I return from the bathroom at a lovely rest stop on
eastern I40 to find a lovely young man eagerly awaiting my return so he can ask
me if it’s okay to take a picture of the “End Violence Against Womyn” side of
my truck.
Originally from Memphis, he is going to school in
Missouri. When I ask how that is for him, a hip-looking young dark chocolate
fellow with designer glasses and two large diamonds in his pierced ears and a
wide, easy-going smile, he confesses he misses Tennessee – especially the
southern hospitality part – and finds mid-westerners cold and unfriendly.
We talk about #SayHerName and he admits in horror that he
didn’t know any of the names listed there so I tell him about a few.
While we’re talking, a tall, bald white man also with two
earrings but large chrome hoops, stands patiently to the side, grinning
broadly, about to burst but doesn’t interrupt.
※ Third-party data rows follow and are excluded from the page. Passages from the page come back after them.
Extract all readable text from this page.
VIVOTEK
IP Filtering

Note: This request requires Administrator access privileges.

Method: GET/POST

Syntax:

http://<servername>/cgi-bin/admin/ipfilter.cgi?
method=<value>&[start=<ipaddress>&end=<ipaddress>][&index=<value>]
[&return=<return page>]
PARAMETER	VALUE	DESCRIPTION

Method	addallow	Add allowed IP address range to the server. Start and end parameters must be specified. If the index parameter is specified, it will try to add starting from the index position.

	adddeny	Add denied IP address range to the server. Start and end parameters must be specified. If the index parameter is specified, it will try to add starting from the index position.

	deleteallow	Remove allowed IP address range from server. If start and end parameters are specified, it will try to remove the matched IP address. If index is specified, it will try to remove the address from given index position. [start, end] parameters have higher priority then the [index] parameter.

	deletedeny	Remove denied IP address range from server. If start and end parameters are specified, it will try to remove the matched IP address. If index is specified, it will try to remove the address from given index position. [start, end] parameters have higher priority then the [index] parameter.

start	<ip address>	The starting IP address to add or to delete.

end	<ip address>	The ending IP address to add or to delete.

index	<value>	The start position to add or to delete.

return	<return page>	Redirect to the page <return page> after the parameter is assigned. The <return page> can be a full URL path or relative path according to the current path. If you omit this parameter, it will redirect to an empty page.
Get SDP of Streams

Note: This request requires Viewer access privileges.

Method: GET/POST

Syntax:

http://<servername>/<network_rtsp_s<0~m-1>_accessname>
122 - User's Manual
When we pause, he asks if this
is my truck, thanks me profusely and hands me and then my Missouri college
student a stack of small black and white bumper stickers that say “Basically: don’t
be a dick” before departing.
The young man confides before he hops in the car where
his father is patiently waiting that he is on his way to pick up his brand new
red car and he’s going to plaster these stickers all over it!
Four young white womyn, all with an abundance of curly
long hair, approach excitedly, asking me about the anti-Monsanto side of the
truck. I explain my dear friend Phoebe, a renowned Berkeley artist, painted it
for me and I point out the skull and crossbones.
They smile broadly and proclaim that when they saw my
truck parked at the other end of the rest stop, they hurried over to park next
to me, declaring “we found our people”!